A few beginner-level questions to help move from CPU to GPU. I’ve searched previous responses here but couldn’t find specifics.
I have my code up and running in my local GPU --only one device (for any other beginners running across this post, you need to wrap your Variables (target.cuda()
), network (decoder.cuda()
) and criterion (criterion.cuda()
) in cuda, and it obviously needs to be available in your system: physical GPU, drivers and packages nvidia+cuda.
I want to spin a small GPU cluster and run my RNN there, but I have a few questions:
-
Are RNNs benefited from GPU’s?
-
Will code that runs properly in my local GPU run out-of-the-box in a GPU cluster?
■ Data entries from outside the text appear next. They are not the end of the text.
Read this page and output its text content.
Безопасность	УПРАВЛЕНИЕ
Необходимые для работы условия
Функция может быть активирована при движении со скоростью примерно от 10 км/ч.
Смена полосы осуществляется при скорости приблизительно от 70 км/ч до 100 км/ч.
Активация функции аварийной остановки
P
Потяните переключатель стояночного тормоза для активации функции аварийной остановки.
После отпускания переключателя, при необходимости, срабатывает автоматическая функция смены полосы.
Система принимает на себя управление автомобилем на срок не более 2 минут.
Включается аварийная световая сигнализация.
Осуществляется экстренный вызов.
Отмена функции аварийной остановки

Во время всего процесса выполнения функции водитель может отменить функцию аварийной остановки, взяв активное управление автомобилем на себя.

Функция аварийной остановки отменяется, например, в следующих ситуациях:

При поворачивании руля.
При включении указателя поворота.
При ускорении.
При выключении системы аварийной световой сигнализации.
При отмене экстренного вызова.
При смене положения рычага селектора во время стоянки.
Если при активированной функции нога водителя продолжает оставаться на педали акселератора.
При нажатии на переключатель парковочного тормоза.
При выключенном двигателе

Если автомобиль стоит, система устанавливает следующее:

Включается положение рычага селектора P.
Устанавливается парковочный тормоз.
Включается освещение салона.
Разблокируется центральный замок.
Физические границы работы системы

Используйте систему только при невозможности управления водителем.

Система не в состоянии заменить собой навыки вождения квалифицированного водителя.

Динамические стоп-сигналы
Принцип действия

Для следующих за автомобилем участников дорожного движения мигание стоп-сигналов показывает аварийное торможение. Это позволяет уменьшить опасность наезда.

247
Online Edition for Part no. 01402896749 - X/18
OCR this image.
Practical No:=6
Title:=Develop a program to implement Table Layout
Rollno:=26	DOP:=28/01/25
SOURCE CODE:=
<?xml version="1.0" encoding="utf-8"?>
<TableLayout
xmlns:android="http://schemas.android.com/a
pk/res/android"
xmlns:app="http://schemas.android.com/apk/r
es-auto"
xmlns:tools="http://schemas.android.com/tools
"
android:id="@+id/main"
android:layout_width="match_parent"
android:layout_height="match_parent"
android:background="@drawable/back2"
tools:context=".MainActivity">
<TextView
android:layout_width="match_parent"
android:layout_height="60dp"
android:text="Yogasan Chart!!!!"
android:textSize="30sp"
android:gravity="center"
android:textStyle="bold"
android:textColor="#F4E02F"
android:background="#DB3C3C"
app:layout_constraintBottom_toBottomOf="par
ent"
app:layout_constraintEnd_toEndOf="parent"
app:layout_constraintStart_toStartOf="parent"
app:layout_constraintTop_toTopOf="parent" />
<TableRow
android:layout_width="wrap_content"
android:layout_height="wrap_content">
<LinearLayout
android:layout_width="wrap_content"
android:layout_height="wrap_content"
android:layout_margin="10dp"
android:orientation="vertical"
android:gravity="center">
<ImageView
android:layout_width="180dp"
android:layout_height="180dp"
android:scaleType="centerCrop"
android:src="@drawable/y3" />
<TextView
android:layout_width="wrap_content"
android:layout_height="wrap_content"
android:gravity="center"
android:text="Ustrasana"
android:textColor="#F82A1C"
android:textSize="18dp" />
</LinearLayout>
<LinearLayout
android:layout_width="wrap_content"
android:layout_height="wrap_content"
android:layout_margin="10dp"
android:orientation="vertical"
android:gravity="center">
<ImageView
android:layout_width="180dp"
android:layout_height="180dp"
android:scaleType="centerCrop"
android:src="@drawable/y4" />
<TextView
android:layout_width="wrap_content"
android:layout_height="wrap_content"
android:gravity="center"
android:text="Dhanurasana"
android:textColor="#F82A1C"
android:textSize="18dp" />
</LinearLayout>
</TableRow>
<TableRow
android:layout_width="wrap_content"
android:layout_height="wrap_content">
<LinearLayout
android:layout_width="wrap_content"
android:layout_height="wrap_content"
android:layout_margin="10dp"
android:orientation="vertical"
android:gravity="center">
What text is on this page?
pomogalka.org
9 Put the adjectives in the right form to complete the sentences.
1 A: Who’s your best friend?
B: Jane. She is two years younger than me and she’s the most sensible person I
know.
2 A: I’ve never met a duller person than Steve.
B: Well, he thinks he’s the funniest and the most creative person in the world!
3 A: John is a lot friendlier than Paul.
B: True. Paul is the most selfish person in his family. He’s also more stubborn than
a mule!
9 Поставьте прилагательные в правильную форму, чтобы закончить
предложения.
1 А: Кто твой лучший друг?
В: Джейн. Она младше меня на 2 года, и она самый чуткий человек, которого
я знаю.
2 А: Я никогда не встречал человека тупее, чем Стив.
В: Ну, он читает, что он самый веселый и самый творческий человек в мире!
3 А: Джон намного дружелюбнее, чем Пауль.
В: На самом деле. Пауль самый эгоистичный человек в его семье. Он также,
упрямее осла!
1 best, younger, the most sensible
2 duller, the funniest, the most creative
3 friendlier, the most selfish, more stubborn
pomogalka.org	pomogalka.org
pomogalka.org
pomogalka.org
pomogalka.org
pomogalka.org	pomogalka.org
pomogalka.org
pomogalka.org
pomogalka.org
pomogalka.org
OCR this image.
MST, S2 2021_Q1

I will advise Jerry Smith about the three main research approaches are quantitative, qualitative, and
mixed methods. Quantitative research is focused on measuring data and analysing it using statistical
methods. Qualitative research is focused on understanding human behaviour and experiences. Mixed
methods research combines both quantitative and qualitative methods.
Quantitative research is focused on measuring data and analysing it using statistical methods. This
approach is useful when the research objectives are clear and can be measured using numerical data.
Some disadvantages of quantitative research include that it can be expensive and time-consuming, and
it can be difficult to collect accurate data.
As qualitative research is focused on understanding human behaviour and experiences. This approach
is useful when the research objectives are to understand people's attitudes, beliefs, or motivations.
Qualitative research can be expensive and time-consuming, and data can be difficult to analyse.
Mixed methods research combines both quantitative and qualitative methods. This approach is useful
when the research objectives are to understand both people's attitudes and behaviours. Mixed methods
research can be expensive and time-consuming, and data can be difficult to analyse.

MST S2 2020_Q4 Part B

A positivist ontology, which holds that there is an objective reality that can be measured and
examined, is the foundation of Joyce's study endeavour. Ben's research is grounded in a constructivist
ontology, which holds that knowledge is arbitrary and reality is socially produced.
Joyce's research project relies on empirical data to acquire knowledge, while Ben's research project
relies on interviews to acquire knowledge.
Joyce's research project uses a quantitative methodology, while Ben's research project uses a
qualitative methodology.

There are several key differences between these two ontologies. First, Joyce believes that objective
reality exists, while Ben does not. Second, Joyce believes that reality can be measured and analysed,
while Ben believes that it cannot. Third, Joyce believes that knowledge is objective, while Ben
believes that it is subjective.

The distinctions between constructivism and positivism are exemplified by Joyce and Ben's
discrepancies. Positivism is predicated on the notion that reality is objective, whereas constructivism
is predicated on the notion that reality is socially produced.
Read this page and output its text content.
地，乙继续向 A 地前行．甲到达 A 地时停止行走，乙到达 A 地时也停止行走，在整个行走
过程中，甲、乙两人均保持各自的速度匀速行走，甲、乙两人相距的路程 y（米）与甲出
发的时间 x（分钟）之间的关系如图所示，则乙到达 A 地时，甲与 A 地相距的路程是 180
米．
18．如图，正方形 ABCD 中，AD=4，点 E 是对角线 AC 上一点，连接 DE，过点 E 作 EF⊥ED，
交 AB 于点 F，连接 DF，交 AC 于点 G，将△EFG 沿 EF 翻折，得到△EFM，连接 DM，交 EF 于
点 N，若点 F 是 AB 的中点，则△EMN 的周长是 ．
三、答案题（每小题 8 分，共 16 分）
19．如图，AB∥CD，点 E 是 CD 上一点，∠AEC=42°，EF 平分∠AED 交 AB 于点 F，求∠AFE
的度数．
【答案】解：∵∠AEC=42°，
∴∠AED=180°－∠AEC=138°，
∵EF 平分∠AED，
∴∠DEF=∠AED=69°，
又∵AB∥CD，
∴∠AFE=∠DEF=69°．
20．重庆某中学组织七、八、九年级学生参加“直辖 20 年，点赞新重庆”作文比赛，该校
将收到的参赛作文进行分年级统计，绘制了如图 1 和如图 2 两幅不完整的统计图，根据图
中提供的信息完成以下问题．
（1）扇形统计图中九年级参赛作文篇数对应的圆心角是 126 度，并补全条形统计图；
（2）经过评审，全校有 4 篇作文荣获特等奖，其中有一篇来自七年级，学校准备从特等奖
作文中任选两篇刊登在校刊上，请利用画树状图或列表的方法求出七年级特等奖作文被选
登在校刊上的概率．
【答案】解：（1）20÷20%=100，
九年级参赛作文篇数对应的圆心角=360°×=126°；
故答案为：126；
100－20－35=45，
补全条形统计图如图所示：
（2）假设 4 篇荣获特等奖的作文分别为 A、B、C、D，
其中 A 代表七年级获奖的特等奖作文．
If not what do I need to be thinking about?
-
Do GPUs help if I’m using a batch of size 1? Or are batches “good”?
-
Do I have to manually allocate / transfer or otherwise keep track of which tensor and other objects go to which device? Or does CUDA/PyTorch figure this out automatically?
-
Do I have to gather anything at the end of the computation? (I’m coming from the Spark world where its a thing sometimes).
-
For small, simpler models (like the one I’m running) CPU and GPU times will be very similar. If I take this model to a GPU cluster, will I see any improvement? Is the efficiency gain proportional only to model complexity? Or will the simple model run faster the more nodes in my cluster?
Many questions! Feel free to answer one only.